Linux Kernel 内存管理之CMA

linux kernel中的CMA即,连续内存区管理,其提供配置为CONFIG_CMA和CONFIG_CMA_DEBUG
毋庸置疑,其管理的是一块块连续内存块。这个在物理地址上是连续的。这点跟我们使用的伙伴算法
以及虚拟地址有点不一样。尽管伙伴算法中使用kmalloc申请连续物理内存也可以,但是在长时间
测试环境下,连续物理内存可能申请不到。因此,内核设计者设计了CMA,即连续物理内存管理。
其定制了一块连续物理内存,专门用于需要连续物理内存的场景,比如DMA。
对于这一块连续物理内存来说,因为物理内存有限,并且使用对象也有限,所以需要非常严格的
限制。整个CMA区大小以及base地址和对齐都有限制。
函数cma_declare_contiguous()用于对这些CMA区进行一些申明。比如base,size,limit等
函数cma_init_reserved_mem()用于从保留内存块里面获取一块内存用于CMA块。需要注意,这里
定义的块数为MAX_CMA_AREAS,也就是说,你用户想使用的CMA块个数,或者用户数最大为MAX_CMA_AREAS
我们CMA就是对这MAX_CMA_AREAS个块进行管理。
之后调用函数cma_init_reserved_areas()把这些CMA块激活。
 
当然,我们正常使用时,可以调用函数cma_alloc()分配CMA内存或者cma_release()对申请的CMA内存释放。
 
我们先看内核对CMA内存的一个全局约束,即函数cma_declare_contiguous()实现:
/**
 * cma_declare_contiguous() - reserve custom contiguous area
 * @base: Base address of the reserved area optional, use 0 for any
 * @size: Size of the reserved area (in bytes),
 * @limit: End address of the reserved memory (optional, 0 for any).
 * @alignment: Alignment for the CMA area, should be power of 2 or zero
 * @order_per_bit: Order of pages represented by one bit on bitmap.
 * @fixed: hint about where to place the reserved area
 * @res_cma: Pointer to store the created cma region.
 *
 * This function reserves memory from early allocator. It should be
 * called by arch specific code once the early allocator (memblock or bootmem)

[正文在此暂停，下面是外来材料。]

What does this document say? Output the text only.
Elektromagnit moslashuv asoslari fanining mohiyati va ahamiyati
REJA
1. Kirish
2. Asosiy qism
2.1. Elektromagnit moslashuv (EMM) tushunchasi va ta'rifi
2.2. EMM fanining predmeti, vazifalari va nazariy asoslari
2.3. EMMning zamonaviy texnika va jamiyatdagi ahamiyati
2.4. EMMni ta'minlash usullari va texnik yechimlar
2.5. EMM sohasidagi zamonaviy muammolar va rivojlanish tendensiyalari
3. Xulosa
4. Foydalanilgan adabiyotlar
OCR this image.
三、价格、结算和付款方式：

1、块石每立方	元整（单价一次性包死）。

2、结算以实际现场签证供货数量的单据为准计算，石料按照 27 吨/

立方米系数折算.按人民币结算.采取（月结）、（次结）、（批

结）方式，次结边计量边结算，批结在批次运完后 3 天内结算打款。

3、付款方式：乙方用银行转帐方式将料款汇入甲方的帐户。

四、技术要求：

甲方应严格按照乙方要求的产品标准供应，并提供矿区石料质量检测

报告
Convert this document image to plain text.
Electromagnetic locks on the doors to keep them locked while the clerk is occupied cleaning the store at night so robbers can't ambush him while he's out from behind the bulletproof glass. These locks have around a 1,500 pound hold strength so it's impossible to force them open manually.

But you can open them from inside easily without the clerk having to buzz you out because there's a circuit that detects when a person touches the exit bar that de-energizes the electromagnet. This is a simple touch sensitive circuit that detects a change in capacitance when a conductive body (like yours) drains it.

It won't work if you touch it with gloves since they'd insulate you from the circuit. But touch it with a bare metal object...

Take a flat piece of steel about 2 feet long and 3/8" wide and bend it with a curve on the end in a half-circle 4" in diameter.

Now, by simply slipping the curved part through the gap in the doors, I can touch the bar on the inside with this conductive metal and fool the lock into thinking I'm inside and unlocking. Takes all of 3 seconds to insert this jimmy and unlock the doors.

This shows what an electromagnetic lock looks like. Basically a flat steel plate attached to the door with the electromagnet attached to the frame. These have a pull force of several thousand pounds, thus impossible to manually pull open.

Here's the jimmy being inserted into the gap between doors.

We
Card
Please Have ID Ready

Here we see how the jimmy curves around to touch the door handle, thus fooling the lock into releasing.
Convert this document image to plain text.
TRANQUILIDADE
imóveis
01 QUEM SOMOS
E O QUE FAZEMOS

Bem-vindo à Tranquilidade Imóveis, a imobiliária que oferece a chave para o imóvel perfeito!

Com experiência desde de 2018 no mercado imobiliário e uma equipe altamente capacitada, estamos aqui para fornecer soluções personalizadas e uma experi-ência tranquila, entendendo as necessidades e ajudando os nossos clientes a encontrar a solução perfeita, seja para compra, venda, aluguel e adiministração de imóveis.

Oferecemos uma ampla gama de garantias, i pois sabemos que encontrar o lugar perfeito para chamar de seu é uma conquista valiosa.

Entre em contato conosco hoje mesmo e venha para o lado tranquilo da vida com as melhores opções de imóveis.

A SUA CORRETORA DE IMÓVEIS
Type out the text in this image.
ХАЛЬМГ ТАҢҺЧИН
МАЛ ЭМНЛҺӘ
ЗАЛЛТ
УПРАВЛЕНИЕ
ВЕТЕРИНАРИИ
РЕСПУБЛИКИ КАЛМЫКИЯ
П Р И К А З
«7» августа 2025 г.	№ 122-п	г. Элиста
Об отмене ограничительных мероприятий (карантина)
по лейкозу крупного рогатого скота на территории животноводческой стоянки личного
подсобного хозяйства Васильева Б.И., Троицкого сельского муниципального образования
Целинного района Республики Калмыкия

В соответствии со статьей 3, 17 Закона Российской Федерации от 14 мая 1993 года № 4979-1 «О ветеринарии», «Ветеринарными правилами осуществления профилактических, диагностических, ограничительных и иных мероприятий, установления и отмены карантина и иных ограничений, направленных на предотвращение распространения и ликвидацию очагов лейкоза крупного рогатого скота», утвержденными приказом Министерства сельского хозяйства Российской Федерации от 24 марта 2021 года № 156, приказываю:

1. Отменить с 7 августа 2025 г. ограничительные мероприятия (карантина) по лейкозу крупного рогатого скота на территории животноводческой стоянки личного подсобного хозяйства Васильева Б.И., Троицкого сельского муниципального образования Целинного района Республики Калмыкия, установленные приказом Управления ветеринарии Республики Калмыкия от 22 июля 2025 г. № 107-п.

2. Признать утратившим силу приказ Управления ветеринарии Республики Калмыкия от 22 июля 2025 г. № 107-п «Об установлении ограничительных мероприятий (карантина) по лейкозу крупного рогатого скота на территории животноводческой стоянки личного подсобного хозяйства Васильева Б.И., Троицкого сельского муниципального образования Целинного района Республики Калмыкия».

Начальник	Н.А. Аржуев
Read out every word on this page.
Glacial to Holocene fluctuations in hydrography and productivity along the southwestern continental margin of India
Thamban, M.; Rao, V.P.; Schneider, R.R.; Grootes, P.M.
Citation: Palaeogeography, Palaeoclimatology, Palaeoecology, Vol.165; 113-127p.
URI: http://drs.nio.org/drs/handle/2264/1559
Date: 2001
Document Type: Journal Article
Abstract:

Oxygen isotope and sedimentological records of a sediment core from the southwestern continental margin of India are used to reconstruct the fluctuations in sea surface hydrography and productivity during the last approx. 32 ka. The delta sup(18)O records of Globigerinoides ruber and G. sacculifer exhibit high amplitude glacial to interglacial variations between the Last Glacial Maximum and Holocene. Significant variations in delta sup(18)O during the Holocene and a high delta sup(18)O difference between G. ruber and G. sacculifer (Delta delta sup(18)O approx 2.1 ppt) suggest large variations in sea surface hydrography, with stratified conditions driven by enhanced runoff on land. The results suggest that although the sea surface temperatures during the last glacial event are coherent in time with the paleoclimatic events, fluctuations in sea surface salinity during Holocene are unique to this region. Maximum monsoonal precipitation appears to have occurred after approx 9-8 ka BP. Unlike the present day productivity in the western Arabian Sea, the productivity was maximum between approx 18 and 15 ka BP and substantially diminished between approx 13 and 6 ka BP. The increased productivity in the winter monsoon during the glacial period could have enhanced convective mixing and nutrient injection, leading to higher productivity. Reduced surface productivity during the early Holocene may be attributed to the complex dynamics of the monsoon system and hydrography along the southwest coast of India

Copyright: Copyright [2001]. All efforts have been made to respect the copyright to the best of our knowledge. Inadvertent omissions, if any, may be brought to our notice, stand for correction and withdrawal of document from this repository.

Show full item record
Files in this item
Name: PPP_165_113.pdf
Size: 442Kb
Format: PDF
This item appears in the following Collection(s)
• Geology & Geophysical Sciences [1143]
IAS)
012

 * has been activated and all other subsystems have already allocated/reserved
 * memory. This function allows to create custom reserved areas.
 *
 * If @fixed is true, reserve contiguous area at exactly @base.  If false,
 * reserve in range from @base to @limit.
 */
int __init cma_declare_contiguous(phys_addr_t base,
   phys_addr_t size, phys_addr_t limit,
   phys_addr_t alignment, unsigned int order_per_bit,
   bool fixed, struct cma **res_cma)
{
 phys_addr_t memblock_end = memblock_end_of_DRAM();
 phys_addr_t highmem_start;
 int ret = 0;
#ifdef CONFIG_X86
 /*
  * high_memory isn't direct mapped memory so retrieving its physical
  * address isn't appropriate.  But it would be useful to check the
  * physical address of the highmem boundary so it's justifiable to get
  * the physical address from it.  On x86 there is a validation check for
  * this case, so the following workaround is needed to avoid it.
  */
 highmem_start = __pa_nodebug(high_memory);
#else
 highmem_start = __pa(high_memory);
#endif
 pr_debug("%s(size %pa, base %pa, limit %pa alignment %pa)\n",
  __func__, &size, &base, &limit, &alignment);
 
 if (cma_area_count == ARRAY_SIZE(cma_areas)) {
  pr_err("Not enough slots for CMA reserved regions!\n");
  return -ENOSPC;
 }
 if (!size)
  return -EINVAL;
 if (alignment && !is_power_of_2(alignment))
  return -EINVAL;
 /*
  * Sanitise input arguments.
  * Pages both ends in CMA area could be merged into adjacent unmovable
  * migratetype page by page allocator's buddy algorithm. In the case,
  * you couldn't get a contiguous memory, which is not what we want.
  */
 alignment = max(alignment,  (phys_addr_t)PAGE_SIZE <<
     max_t(unsigned long, MAX_ORDER - 1, pageblock_order));
 base = ALIGN(base, alignment);
 size = ALIGN(size, alignment);
 limit &= ~(alignment - 1);
 if (!base)
  fixed = false;
 /* size should be aligned with order_per_bit */
 if (!IS_ALIGNED(size >> PAGE_SHIFT, 1 << order_per_bit))
  return -EINVAL;
 /*
  * If allocating at a fixed base the request region must not cross the
  * low/high memory boundary.
  */
 if (fixed && base < highmem_start && base + size > highmem_start) {
  ret = -EINVAL;
  pr_err("Region at %pa defined on low/high memory boundary (%pa)\n",
   &base, &highmem_start);
  goto err;
 }
 /*
  * If the limit is unspecified or above the memblock end, its effective
  * value will be the memblock end. Set it explicitly to simplify further
  * checks.
  */
 if (limit == 0 || limit > memblock_end)
  limit = memblock_end;
 /* Reserve memory */
 if (fixed) {
  if (memblock_is_region_reserved(base, size) ||
      memblock_reserve(base, size) < 0) {
   ret = -EBUSY;
   goto err;
  }
 } else {
  phys_addr_t addr = 0;
  /*
   * All pages in the reserved area must come from the same zone.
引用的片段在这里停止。